Het creëren van echt gelijke kansen voor iedereen in de paardensport is een utopie. Maar je kunt wel meer gelijkwaardigheid creëren door recht te doen aan de manier waarop elke dag weer heel veel mensen zich inzetten om een betere versie van zichzelf te worden, binnen hun beperkingen en mogelijkheden. Met het paard als grote motivatie en inspiratie. En wanneer we de rol van toeval en geluk wat meer erkennen, zou dat misschien ook voor wat meer besef en dankbaarheid kunnen zorgen bij de mensen die op een bepaald moment wel geluk hebben gehad en/of goed gebruik hebben weten te maken van hun voorsprong. En nu het voorrecht hebben om zich dagelijks met hun grote passie bezig te houden. Een beetje inlevingsvermogen in andermans verhaal kan geen kwaad.
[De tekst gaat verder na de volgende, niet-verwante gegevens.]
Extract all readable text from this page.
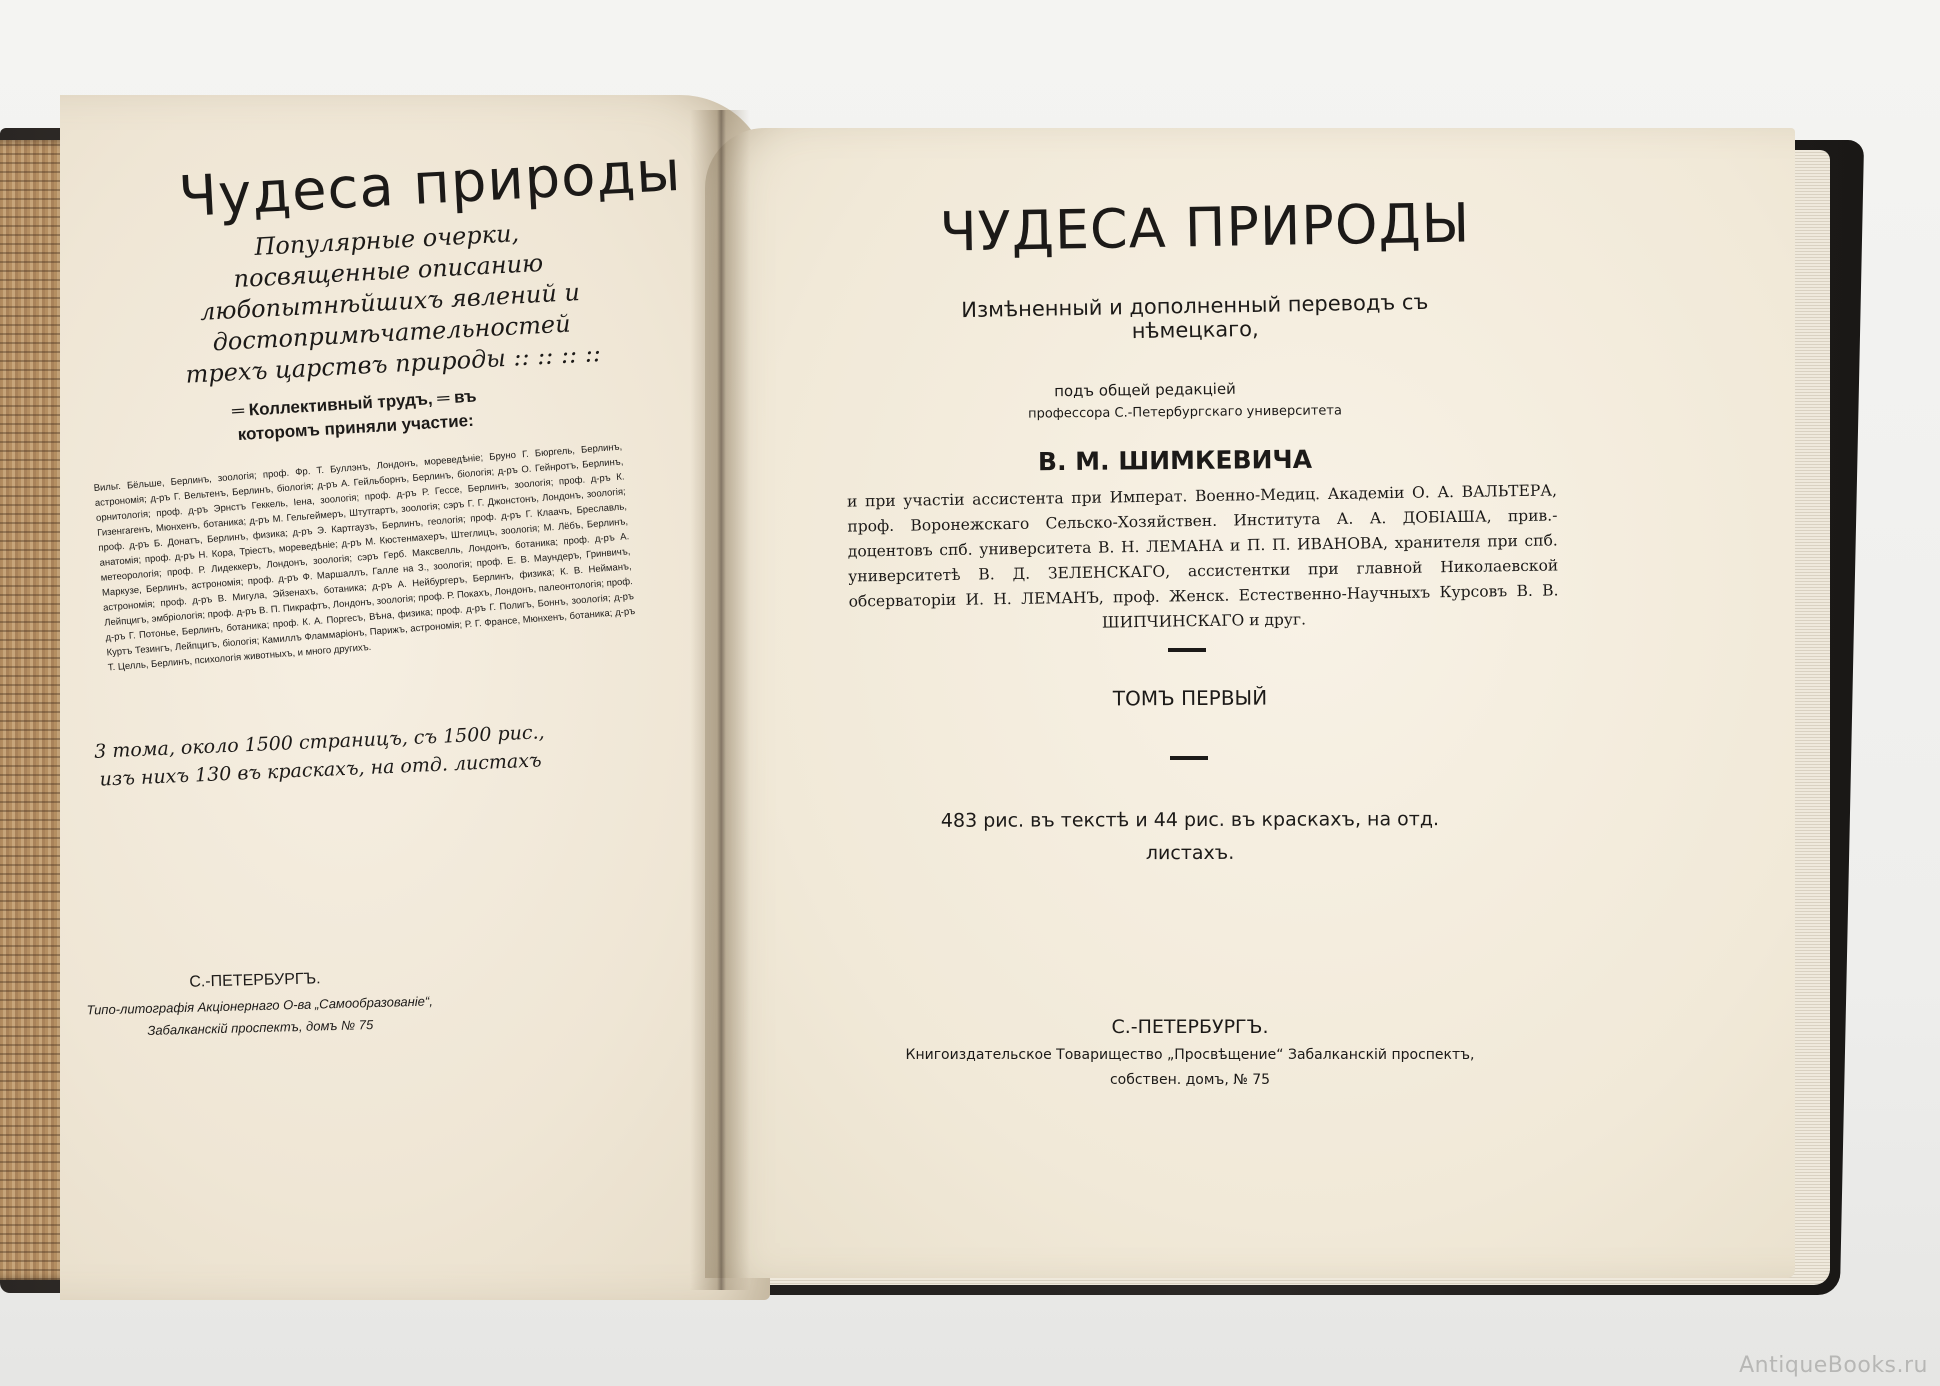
Чудеса природы
Популярные очерки, посвященные описанию любопытнѣйшихъ явлений и достопримѣчательностей трехъ царствъ природы :: :: :: ::
═ Коллективный трудъ, ═ въ которомъ приняли участие:
Вильг. Бёльше, Берлинъ, зоологія; проф. Фр. Т. Буллэнъ, Лондонъ, мореведѣніе; Бруно Г. Бюргель, Берлинъ, астрономія; д-ръ Г. Вельтенъ, Берлинъ, біологія; д-ръ А. Гейльборнъ, Берлинъ, біологія; д-ръ О. Гейнротъ, Берлинъ, орнитологія; проф. д-ръ Эрнстъ Геккель, Іена, зоологія; проф. д-ръ Р. Гессе, Берлинъ, зоологія; проф. д-ръ К. Гизенгагенъ, Мюнхенъ, ботаника; д-ръ М. Гельгеймеръ, Штутгартъ, зоологія; сэръ Г. Г. Джонстонъ, Лондонъ, зоологія; проф. д-ръ Б. Донатъ, Берлинъ, физика; д-ръ Э. Картгаузъ, Берлинъ, геологія; проф. д-ръ Г. Клаачъ, Бреславль, анатомія; проф. д-ръ Н. Кора, Тріестъ, мореведѣніе; д-ръ М. Кюстенмахеръ, Штеглицъ, зоологія; М. Лёбъ, Берлинъ, метеорологія; проф. Р. Лидеккеръ, Лондонъ, зоологія; сэръ Герб. Максвелль, Лондонъ, ботаника; проф. д-ръ А. Маркузе, Берлинъ, астрономія; проф. д-ръ Ф. Маршаллъ, Галле на З., зоологія; проф. Е. В. Маундеръ, Гринвичъ, астрономія; проф. д-ръ В. Мигула, Эйзенахъ, ботаника; д-ръ А. Нейбургеръ, Берлинъ, физика; К. В. Нейманъ, Лейпцигъ, эмбріологія; проф. д-ръ В. П. Пикрафтъ, Лондонъ, зоологія; проф. Р. Покахъ, Лондонъ, палеонтологія; проф. д-ръ Г. Потонье, Берлинъ, ботаника; проф. К. А. Поргесъ, Вѣна, физика; проф. д-ръ Г. Полигъ, Боннъ, зоологія; д-ръ Куртъ Тезингъ, Лейпцигъ, біологія; Камиллъ Фламмаріонъ, Парижъ, астрономія; Р. Г. Франсе, Мюнхенъ, ботаника; д-ръ Т. Целль, Берлинъ, психологія животныхъ, и много другихъ.
3 тома, около 1500 страницъ, съ 1500 рис., изъ нихъ 130 въ краскахъ, на отд. листахъ
С.-ПЕТЕРБУРГЪ.
Типо-литографія Акціонернаго О-ва „Самообразованіе“, Забалканскій проспектъ, домъ № 75
ЧУДЕСА ПРИРОДЫ
Измѣненный и дополненный переводъ съ нѣмецкаго,
подъ общей редакцiей
профессора С.-Петербургскаго университета
В. М. ШИМКЕВИЧА
и при участiи ассистента при Императ. Военно-Медиц. Академiи О. А. ВАЛЬТЕРА, проф. Воронежскаго Сельско-Хозяйствен. Института А. А. ДОБIАША, прив.-доцентовъ спб. университета В. Н. ЛЕМАНА и П. П. ИВАНОВА, хранителя при спб. университетѣ В. Д. ЗЕЛЕНСКАГО, ассистентки при главной Николаевской обсерваторiи И. Н. ЛЕМАНЪ, проф. Женск. Естественно-Научныхъ Курсовъ В. В. ШИПЧИНСКАГО и друг.
ТОМЪ ПЕРВЫЙ
483 рис. въ текстѣ и 44 рис. въ краскахъ, на отд. листахъ.
С.-ПЕТЕРБУРГЪ.
Книгоиздательское Товарищество „Просвѣщение“ Забалканскiй проспектъ, собствен. домъ, № 75
AntiqueBooks.ru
Het hebben van ambitie is wél een keuze
Of je uiteindelijk kampioen gaat worden of beroemd, dat is van heel veel factoren afhankelijk waar je geen invloed op hebt. Maar je kunt wel je kansen vergroten door elke gelegenheid aan te grijpen een betere versie te worden van jezelf en wanneer je een paard tot je beschikking hebt; je horsemanship verder te ontwikkelen. Om weer een stapje verder te komen dan waar je gisteren stond. Op het moment dat je dan les krijgt met je paard, verspil je geen tijd aan klagen over dat wat buiten je macht ligt. Maar grijp je die kans met beide handen aan. Voor het hebben van geen ambitie is geen excuus. Dat is namelijk wél een keuze.